Su obra como ensayista no habla únicamente de literatura, lectura y procesos creativos, sino también de feminismo. Una habitación propia, obra fundamental del feminismo, muy leída, releída y estudiada, es hoy un referente obligado que sigue estando vigente. Publicado en 1929, nace de una serie de conferencias a universidades donde la autora fue invitada, entre ellas Cambridge, la misma donde estudiaron sus hermanos y a la que ella, por ser mujer, no había podido asistir.
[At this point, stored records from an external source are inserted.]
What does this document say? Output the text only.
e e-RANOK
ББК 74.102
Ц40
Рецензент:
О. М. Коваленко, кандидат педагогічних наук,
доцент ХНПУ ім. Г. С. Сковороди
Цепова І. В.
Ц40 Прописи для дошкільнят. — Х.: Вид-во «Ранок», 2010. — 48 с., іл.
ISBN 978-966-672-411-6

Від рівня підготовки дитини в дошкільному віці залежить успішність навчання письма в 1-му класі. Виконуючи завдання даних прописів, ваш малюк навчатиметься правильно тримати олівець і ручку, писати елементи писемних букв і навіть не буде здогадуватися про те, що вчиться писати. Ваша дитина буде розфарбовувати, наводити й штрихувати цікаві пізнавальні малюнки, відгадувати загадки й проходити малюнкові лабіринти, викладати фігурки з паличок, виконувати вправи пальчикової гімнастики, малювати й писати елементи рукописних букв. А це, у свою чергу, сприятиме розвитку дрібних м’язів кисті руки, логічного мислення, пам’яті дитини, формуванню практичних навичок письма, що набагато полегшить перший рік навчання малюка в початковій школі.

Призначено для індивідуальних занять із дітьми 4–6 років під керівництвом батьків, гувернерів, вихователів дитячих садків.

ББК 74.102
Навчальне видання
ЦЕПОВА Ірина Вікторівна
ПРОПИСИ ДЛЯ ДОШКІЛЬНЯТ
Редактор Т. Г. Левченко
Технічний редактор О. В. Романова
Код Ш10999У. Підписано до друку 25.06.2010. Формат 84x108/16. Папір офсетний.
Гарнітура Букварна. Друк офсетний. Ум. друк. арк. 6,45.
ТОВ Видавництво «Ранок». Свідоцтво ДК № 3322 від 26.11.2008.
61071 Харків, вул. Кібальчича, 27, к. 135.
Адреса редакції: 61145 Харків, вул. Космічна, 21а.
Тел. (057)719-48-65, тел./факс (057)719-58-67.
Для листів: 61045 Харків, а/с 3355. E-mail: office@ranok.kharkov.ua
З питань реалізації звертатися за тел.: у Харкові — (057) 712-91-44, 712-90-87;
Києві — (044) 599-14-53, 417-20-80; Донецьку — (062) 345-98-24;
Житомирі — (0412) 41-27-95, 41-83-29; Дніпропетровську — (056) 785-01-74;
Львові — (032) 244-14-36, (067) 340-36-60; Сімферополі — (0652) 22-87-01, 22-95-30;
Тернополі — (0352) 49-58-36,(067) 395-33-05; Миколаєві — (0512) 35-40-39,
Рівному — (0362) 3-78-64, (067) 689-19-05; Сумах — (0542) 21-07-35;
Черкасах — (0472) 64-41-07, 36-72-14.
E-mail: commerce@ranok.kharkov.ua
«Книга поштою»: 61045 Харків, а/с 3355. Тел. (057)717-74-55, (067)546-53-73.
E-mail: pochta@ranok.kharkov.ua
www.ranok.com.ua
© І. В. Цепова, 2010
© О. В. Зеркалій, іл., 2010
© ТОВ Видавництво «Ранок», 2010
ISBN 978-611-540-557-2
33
En este ensayo la escritora subraya la necesidad de un espacio, tiempo y recursos para poder escribir, algo que en la tradición literaria había sido vedado a las mujeres, cuya vida siempre se confinó a lo doméstico, mientras lo público era dominado por los hombres. Esto evidencia que las condiciones materiales, dadas por un constructo cultural que históricamente ha privilegiado a los hombres, es una de las barreras a superar, pues la única diferencia entre la escritura entre mujeres y hombres se constreñía a esta posición en la sociedad, dejándolas fuera del canon literario y sin independencia económica. Más allá de algunas nuevas lecturas a casi un siglo de su primera edición, Una habitación propia ha otorgado un sentido de comunidad a muchas escritoras y ha convertido a Virginia Woolf en una de las pocas mujeres, solo junto a la poeta estadounidense Emily Dickinson, que tiene un sitial especial del ya mentado canon literario occidental.